图像修复与超分辨率技术详解

原创于 2025-12-06 00:04:58 发布 · 519 阅读

CC 4.0 BY-SA版权

文章标签：

摘要

本文详细介绍了Stable Diffusion WebUI中的图像修复(Inpainting)和超分辨率(Upscaling)技术。我们将深入探讨这些功能的技术实现原理、核心代码逻辑以及实际应用方法，帮助开发者更好地理解和利用这些强大的图像处理工具。

引言

Stable Diffusion WebUI不仅是一个强大的AI图像生成工具，还提供了丰富的后期处理功能，其中图像修复和超分辨率是最具实用价值的功能之一。图像修复能够智能地填补图片缺失部分或者移除不需要的元素，而超分辨率则可以将低分辨率图片放大至更高清晰度，同时保持良好的视觉质量。这两个功能在实际应用中非常广泛，例如照片修复、艺术创作、游戏素材制作等领域。

一、图像修复技术详解

1.1 技术原理概述

图像修复技术基于扩散模型的强大生成能力，通过结合原始图像的上下文信息和用户提供的遮罩(Mask)，模型能够在指定区域内生成符合整体语境的新内容。在Stable Diffusion WebUI中，这一过程涉及以下几个关键步骤：

遮罩处理：用户通过绘制遮罩标记需要修复的区域
条件编码：将遮罩信息融入到图像条件编码中
噪声预测：模型预测遮罩区域的噪声分布
内容生成：通过反向扩散过程生成新的像素内容
无缝融合：确保新生成内容与原图自然衔接

1.2 核心实现机制

1.2.1 遮罩处理流程

在[modules/processing.py](file:///e:/project/stable-diffusion-webui/modules/processing.py)中，我们可以看到图像修复的关键处理逻辑：

def inpainting_image_conditioning(self, source_image, latent_image, image_mask=None, round_image_mask=True):
    self.is_using_inpainting_conditioning = True

    # 处理遮罩输入
    if image_mask is not None:
        if torch.is_tensor(image_mask):
            conditioning_mask = image_mask
        else:
            conditioning_mask = np.array(image_mask.convert("L"))
            conditioning_mask = conditioning_mask.astype(np.float32) / 255.0
            conditioning_mask = torch.from_numpy(conditioning_mask[None, None])

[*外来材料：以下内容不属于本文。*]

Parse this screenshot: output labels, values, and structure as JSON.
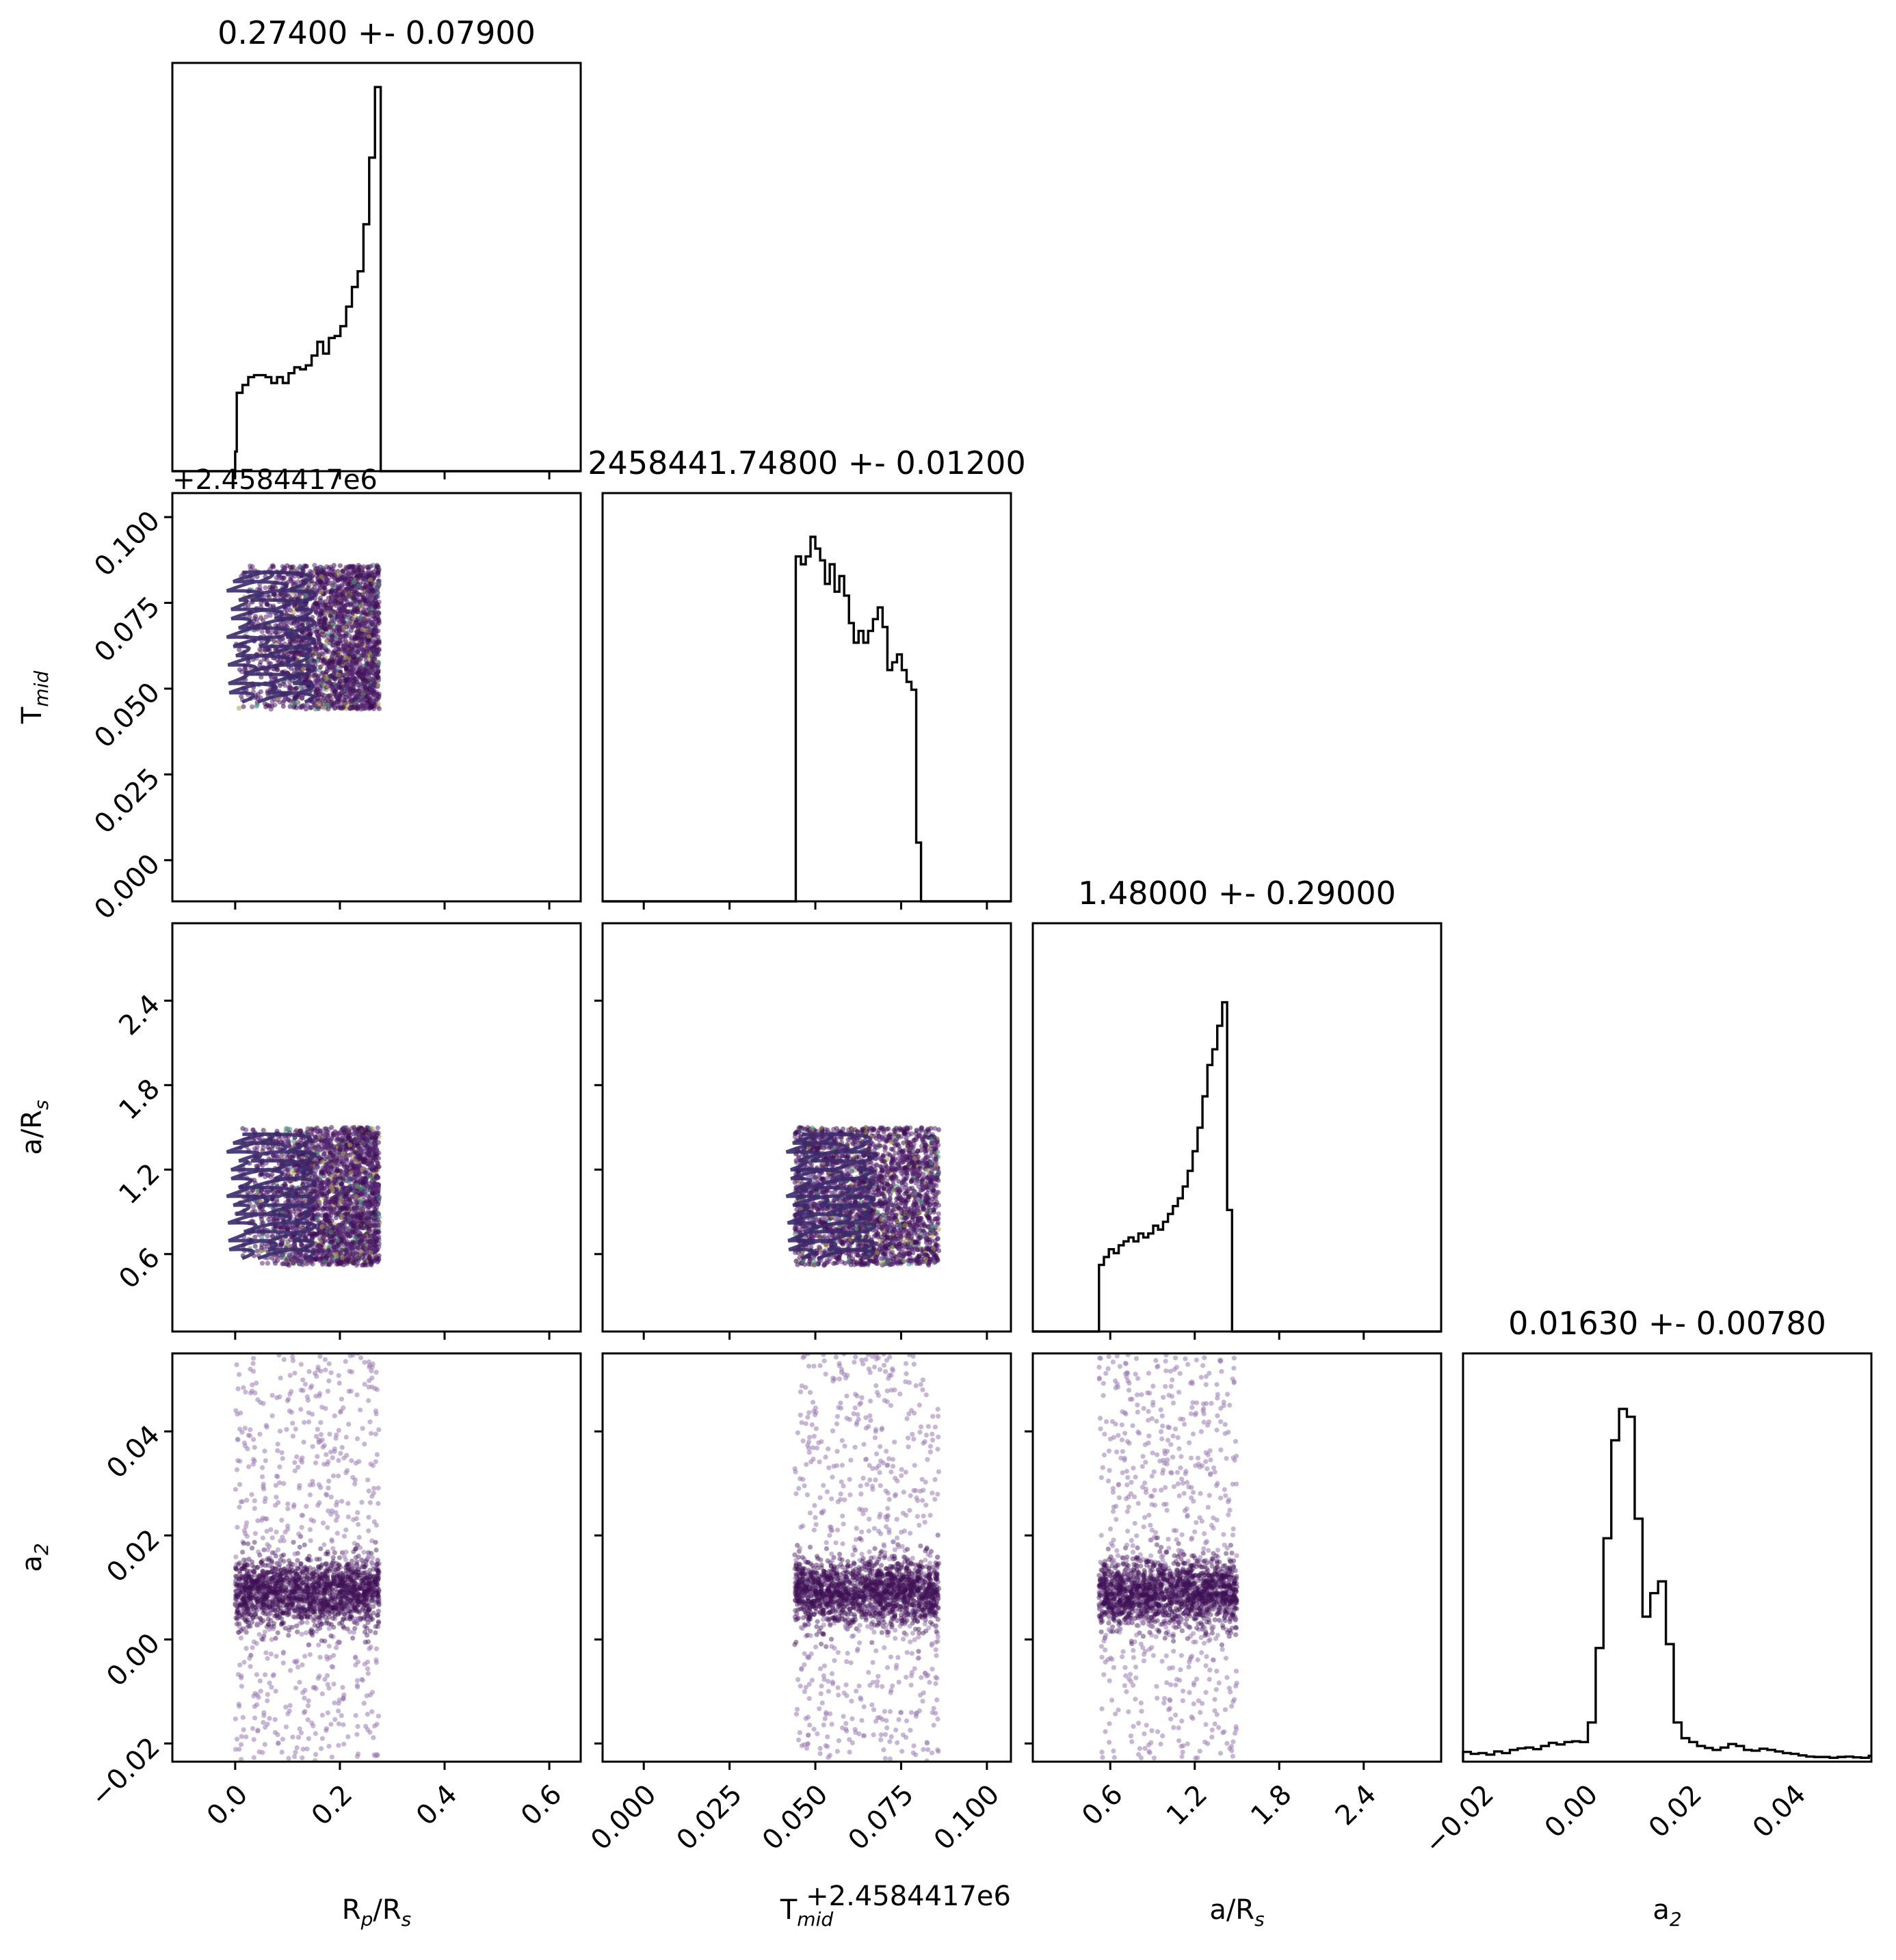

            if round_image_mask:
                # 将遮罩离散化为1.0或0.0
                conditioning_mask = torch.round(conditioning_mask)
    else:
        conditioning_mask = source_image.new_ones(1, 1, *source_image.shape[-2:])

    # 创建条件图像，遮罩区域置零
    conditioning_mask = conditioning_mask.to(device=source_image.device, dtype=source_image.dtype)
    conditioning_image = torch.lerp(
        source_image,
        source_image * (1.0 - conditioning_mask),
        getattr(self, "inpainting_mask_weight", shared.opts.inpainting_mask_weight)
    )

    # 编码遮罩后的图像
    conditioning_image = self.sd_model.get_first_stage_encoding(self.sd_model.encode_first_stage(conditioning_image))

    # 构建最终的条件张量
    conditioning_mask = torch.nn.functional.interpolate(conditioning_mask, size=latent_image.shape[-2:])
    conditioning_mask = conditioning_mask.expand(conditioning_image.shape[0], -1, -1, -1)
    image_conditioning = torch.cat([conditioning_mask, conditioning_image], dim=1)
    image_conditioning = image_conditioning.to(shared.device).type(self.sd_model.dtype)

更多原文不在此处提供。